In these circumstances I've found situations where I want to have an owned pointer which is stored as a mut * c_void.

You can store a value in C using this method along with forget(), and you can relatively easily resurrect it as a mut * T on the other side, but it's useful to be able to move out of the unsafe pointer and back into 'safe' rust space in this situation.

However, the compiler will always complain about moving the reference out of a & pointer.

Is there a special way around that, to unsafely convert a &T or *T into a ~T?

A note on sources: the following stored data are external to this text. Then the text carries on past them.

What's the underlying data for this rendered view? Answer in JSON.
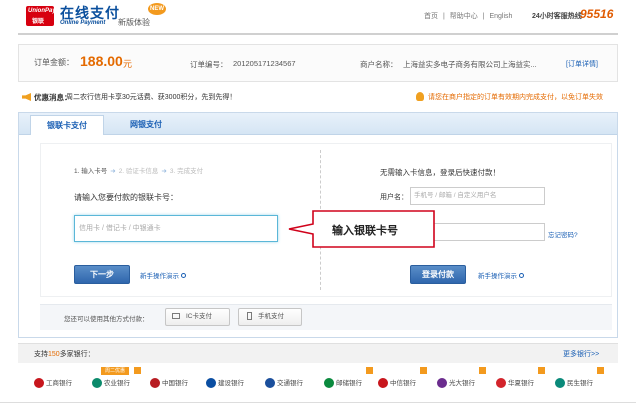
{
  "header": {
    "logo_brand": "UnionPay",
    "logo_brand_cn": "银联",
    "title": "在线支付",
    "subtitle": "Online Payment",
    "version_label": "新版体验",
    "new_badge": "NEW",
    "links": [
      "首页",
      "|",
      "帮助中心",
      "|",
      "English"
    ],
    "hotline_label": "24小时客服热线",
    "hotline_number": "95516"
  },
  "order": {
    "amount_label": "订单金额：",
    "amount_value": "188.00",
    "amount_unit": "元",
    "order_no_label": "订单编号：",
    "order_no_value": "201205171234567",
    "merchant_label": "商户名称：",
    "merchant_value": "上海益实多电子商务有限公司上海益实...",
    "detail_link": "订单详情"
  },
  "promo": {
    "label": "优惠消息：",
    "text": "周二农行信用卡享30元话费、获3000积分，先到先得！",
    "tip": "请您在商户指定的订单有效期内完成支付，以免订单失效"
  },
  "tabs": [
    "银联卡支付",
    "网银支付"
  ],
  "card_pay": {
    "steps": [
      "1. 输入卡号",
      "2. 验证卡信息",
      "3. 完成支付"
    ],
    "prompt": "请输入您要付款的银联卡号：",
    "input_placeholder": "信用卡 / 借记卡 / 中银通卡",
    "next_button": "下一步",
    "demo_link": "新手操作演示"
  },
  "login_pay": {
    "title": "无需输入卡信息，登录后快速付款！",
    "username_label": "用户名：",
    "username_placeholder": "手机号 / 邮箱 / 自定义用户名",
    "forgot_password": "忘记密码?",
    "login_button": "登录付款",
    "demo_link": "新手操作演示"
  },
  "callout": {
    "text": "输入银联卡号"
  },
  "other_methods": {
    "text": "您还可以使用其他方式付款：",
    "ic_button": "IC卡支付",
    "mobile_button": "手机支付"
  },
  "banks": {
    "title_prefix": "支持",
    "count": "150",
    "title_suffix": "多家银行：",
    "more": "更多银行>>",
    "promo_badge": "周二优惠",
    "items": [
      {
        "name": "工商银行",
        "color": "#c7161d"
      },
      {
        "name": "农业银行",
        "color": "#0b8a6b"
      },
      {
        "name": "中国银行",
        "color": "#b81c22"
      },
      {
        "name": "建设银行",
        "color": "#0a4ea2"
      },
      {
        "name": "交通银行",
        "color": "#1b4f9c"
      },
      {
        "name": "邮储银行",
        "color": "#0a8a3e"
      },
      {
        "name": "中信银行",
        "color": "#c8161d"
      },
      {
        "name": "光大银行",
        "color": "#6b2c8e"
      },
      {
        "name": "华夏银行",
        "color": "#d3242b"
      },
      {
        "name": "民生银行",
        "color": "#0a8a7a"
      }
    ]
  }
}
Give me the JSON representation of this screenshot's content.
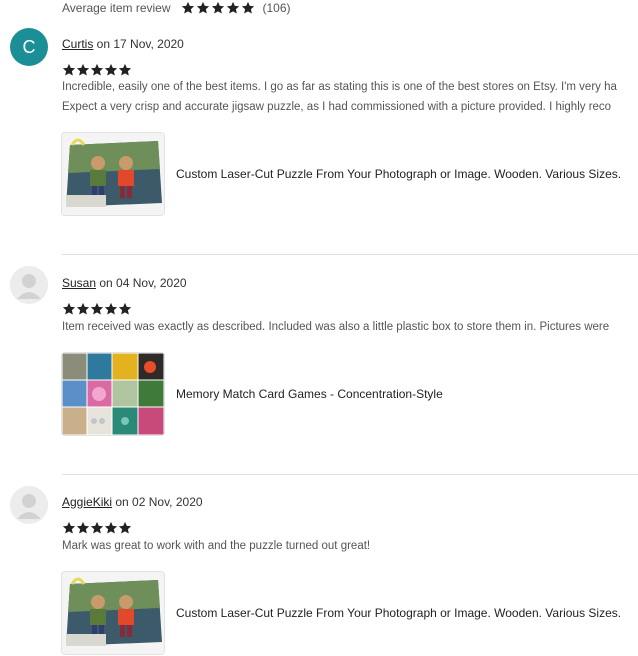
{
  "summary": {
    "label": "Average item review",
    "rating": 5,
    "count": "(106)"
  },
  "star_color": "#222222",
  "avatar_color": "#1a8f96",
  "reviews": [
    {
      "avatar_letter": "C",
      "author": "Curtis",
      "on": " on ",
      "date": "17 Nov, 2020",
      "rating": 5,
      "lines": [
        "Incredible, easily one of the best items. I go as far as stating this is one of the best stores on Etsy. I'm very ha",
        "Expect a very crisp and accurate jigsaw puzzle, as I had commissioned with a picture provided. I highly reco"
      ],
      "item_title": "Custom Laser-Cut Puzzle From Your Photograph or Image. Wooden. Various Sizes.",
      "item_icon": "puzzle-photo"
    },
    {
      "avatar_letter": "",
      "author": "Susan",
      "on": " on ",
      "date": "04 Nov, 2020",
      "rating": 5,
      "lines": [
        "Item received was exactly as described. Included was also a little plastic box to store them in. Pictures were"
      ],
      "item_title": "Memory Match Card Games - Concentration-Style",
      "item_icon": "card-grid"
    },
    {
      "avatar_letter": "",
      "author": "AggieKiki",
      "on": " on ",
      "date": "02 Nov, 2020",
      "rating": 5,
      "lines": [
        "Mark was great to work with and the puzzle turned out great!"
      ],
      "item_title": "Custom Laser-Cut Puzzle From Your Photograph or Image. Wooden. Various Sizes.",
      "item_icon": "puzzle-photo"
    }
  ]
}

That may be a little unclear, so here's a tangible example:

extern crate libc;

use libc::c_void;
use std::ops::Drop;
use std::intrinsics::forget;

struct Foo { x: int }

impl Drop for Foo {
  fn drop(&mut self) {
    println!("We discarded our foo thanks!");
  }
}

fn main() {
  let mut x = ~Foo { x: 10 };

  let mut y = & mut *x as * mut Foo;
  println!("Address Y: {:x}", y as uint);

  let mut z = y as * mut c_void;
  println!("Address Z: {:x}", z as uint);

  // Forget x so we don't worry about it
  unsafe { forget(x); }

  // This would normally happen inside the ffi callback where 
  // the ffi code discards the void * it was holding and returns it.
  unsafe {
    let mut res_z = z as * mut Foo;
    println!("Ressurected Z: {:x}", z as uint);

    let mut res_y = & mut (*res_z);
    println!("Ressurected Y: {:x}", y as uint);

    let mut res_x:~Foo = ~(*res_y);
  }
}

That final line won't compile because:

test.rs:34:28: 34:34 error: cannot move out of dereference of `&mut`-pointer
test.rs:34     let mut res_x:~Foo = ~(*res_y);

If you remove that line the destructor is never invoked; I'm looking for a way to move that memory block back into the 'safe' rust zone and have it collected correctly when the block scope ends.

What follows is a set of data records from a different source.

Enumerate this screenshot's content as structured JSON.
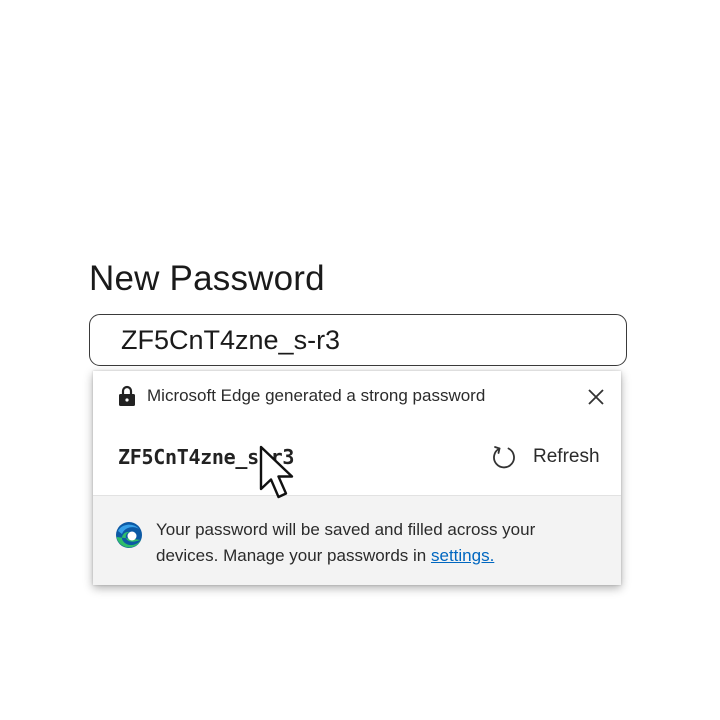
{
  "field": {
    "label": "New Password",
    "value": "ZF5CnT4zne_s-r3"
  },
  "popup": {
    "header_text": "Microsoft Edge generated a strong password",
    "generated_password": "ZF5CnT4zne_s-r3",
    "refresh_label": "Refresh",
    "footer_text_line1": "Your password will be saved and filled across your",
    "footer_text_line2": "devices. Manage your passwords in ",
    "settings_link": "settings."
  },
  "icons": {
    "lock": "lock-icon",
    "close": "close-icon",
    "refresh": "refresh-icon",
    "edge": "edge-icon",
    "cursor": "mouse-pointer-icon"
  },
  "colors": {
    "link": "#0067c0",
    "footer_background": "#f3f3f3",
    "edge_blue": "#0c59a4",
    "edge_green": "#2fbd6a"
  }
}
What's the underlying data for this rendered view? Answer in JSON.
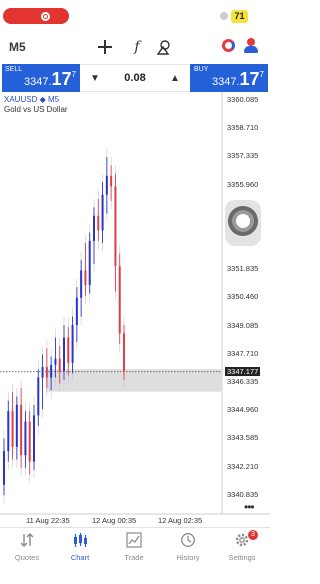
{
  "status_bar": {
    "battery_level": "71"
  },
  "toolbar": {
    "timeframe": "M5",
    "function_symbol": "f"
  },
  "trade": {
    "sell_label": "SELL",
    "sell_price_small": "3347.",
    "sell_price_big": "17",
    "sell_price_sup": "7",
    "buy_label": "BUY",
    "buy_price_small": "3347.",
    "buy_price_big": "17",
    "buy_price_sup": "7",
    "volume": "0.08"
  },
  "chart": {
    "symbol": "XAUUSD",
    "period_sep": " ◆ ",
    "period": "M5",
    "description": "Gold vs US Dollar",
    "y_ticks": [
      "3360.085",
      "3358.710",
      "3357.335",
      "3355.960",
      "3354.585",
      "3353.210",
      "3351.835",
      "3350.460",
      "3349.085",
      "3347.710",
      "3346.335",
      "3344.960",
      "3343.585",
      "3342.210",
      "3340.835"
    ],
    "current_price": "3347.177",
    "x_ticks": [
      "11 Aug 22:35",
      "12 Aug 00:35",
      "12 Aug 02:35"
    ],
    "more_label": "•••"
  },
  "chart_data": {
    "type": "candlestick",
    "symbol": "XAUUSD",
    "timeframe": "M5",
    "ylim": [
      3340.5,
      3360.3
    ],
    "current_price": 3347.177,
    "x_ticks": [
      "11 Aug 22:35",
      "12 Aug 00:35",
      "12 Aug 02:35"
    ],
    "colors": {
      "bull": "#2a34c8",
      "bear": "#d9404a",
      "wick_bg": "#c8c8c8"
    },
    "candles": [
      {
        "o": 3341.8,
        "h": 3344.0,
        "l": 3341.3,
        "c": 3343.4
      },
      {
        "o": 3343.4,
        "h": 3345.8,
        "l": 3342.9,
        "c": 3345.3
      },
      {
        "o": 3345.3,
        "h": 3346.2,
        "l": 3343.0,
        "c": 3343.6
      },
      {
        "o": 3343.6,
        "h": 3346.0,
        "l": 3343.0,
        "c": 3345.6
      },
      {
        "o": 3345.6,
        "h": 3346.4,
        "l": 3342.6,
        "c": 3343.2
      },
      {
        "o": 3343.2,
        "h": 3345.3,
        "l": 3342.6,
        "c": 3344.8
      },
      {
        "o": 3344.8,
        "h": 3345.3,
        "l": 3342.3,
        "c": 3342.9
      },
      {
        "o": 3342.9,
        "h": 3345.6,
        "l": 3342.5,
        "c": 3345.1
      },
      {
        "o": 3345.1,
        "h": 3347.3,
        "l": 3344.6,
        "c": 3346.9
      },
      {
        "o": 3346.9,
        "h": 3348.0,
        "l": 3345.4,
        "c": 3347.4
      },
      {
        "o": 3347.4,
        "h": 3348.3,
        "l": 3346.4,
        "c": 3346.9
      },
      {
        "o": 3346.9,
        "h": 3347.9,
        "l": 3346.3,
        "c": 3347.5
      },
      {
        "o": 3347.5,
        "h": 3348.8,
        "l": 3346.9,
        "c": 3347.8
      },
      {
        "o": 3347.8,
        "h": 3348.4,
        "l": 3346.6,
        "c": 3347.2
      },
      {
        "o": 3347.2,
        "h": 3349.4,
        "l": 3346.8,
        "c": 3348.8
      },
      {
        "o": 3348.8,
        "h": 3349.3,
        "l": 3347.0,
        "c": 3347.6
      },
      {
        "o": 3347.6,
        "h": 3349.8,
        "l": 3347.1,
        "c": 3349.4
      },
      {
        "o": 3349.4,
        "h": 3351.2,
        "l": 3348.6,
        "c": 3350.7
      },
      {
        "o": 3350.7,
        "h": 3352.5,
        "l": 3349.8,
        "c": 3352.0
      },
      {
        "o": 3352.0,
        "h": 3353.3,
        "l": 3350.8,
        "c": 3351.3
      },
      {
        "o": 3351.3,
        "h": 3353.8,
        "l": 3350.9,
        "c": 3353.4
      },
      {
        "o": 3353.4,
        "h": 3355.0,
        "l": 3352.3,
        "c": 3354.6
      },
      {
        "o": 3354.6,
        "h": 3355.4,
        "l": 3353.4,
        "c": 3353.9
      },
      {
        "o": 3353.9,
        "h": 3356.2,
        "l": 3353.3,
        "c": 3355.6
      },
      {
        "o": 3355.6,
        "h": 3357.4,
        "l": 3354.7,
        "c": 3356.5
      },
      {
        "o": 3356.5,
        "h": 3357.0,
        "l": 3355.3,
        "c": 3356.0
      },
      {
        "o": 3356.0,
        "h": 3356.6,
        "l": 3351.0,
        "c": 3352.2
      },
      {
        "o": 3352.2,
        "h": 3352.8,
        "l": 3348.5,
        "c": 3349.0
      },
      {
        "o": 3349.0,
        "h": 3349.4,
        "l": 3346.8,
        "c": 3347.2
      }
    ]
  },
  "nav": {
    "items": [
      {
        "label": "Quotes",
        "icon": "quotes-icon",
        "active": false
      },
      {
        "label": "Chart",
        "icon": "chart-icon",
        "active": true
      },
      {
        "label": "Trade",
        "icon": "trade-icon",
        "active": false
      },
      {
        "label": "History",
        "icon": "history-icon",
        "active": false
      },
      {
        "label": "Settings",
        "icon": "settings-icon",
        "active": false,
        "badge": "3"
      }
    ]
  }
}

edit: I suspect swap() is the way to do this, but the exact semantics of doing it right without leaking are still a bit obscure to me. For example in https://gist.github.com/shadowmint/11361488 a ~Foo leaks; the destructor is invoked for the forgotten ~Foo, but instead we leak the local ~Foo created in tmp. :/

Answer 1

Your error happens because ~ is an operator for boxing, not taking a pointer. You can't "take" an owned pointer to something, because creating an owned pointer always means allocation on the heap. Hence your error - ~ tries to move the value out of &mut, which is disallowed.

I believe that for such kind of really unsafe things you'll need cast::transmute():

use std::cast;

// ...

let mut res_x: ~Foo = cast::transmute(res_y);

Your code with this modification works fine and it prints We discarded our foo thanks!. However, you shoud really be careful with cast::transmute(), because it does completely no checks (except memory size of converted types) and will allow you to cast everything to everything.

Answer 2

Is the syntax correct? the line should look like as below, if I'm not wrong.

let mut res_x:~Foo = (*res_y);

I'm a newbie to rust and I just followed this [link]: http://cmr.github.io/blog/2013/08/13/rust-by-concept/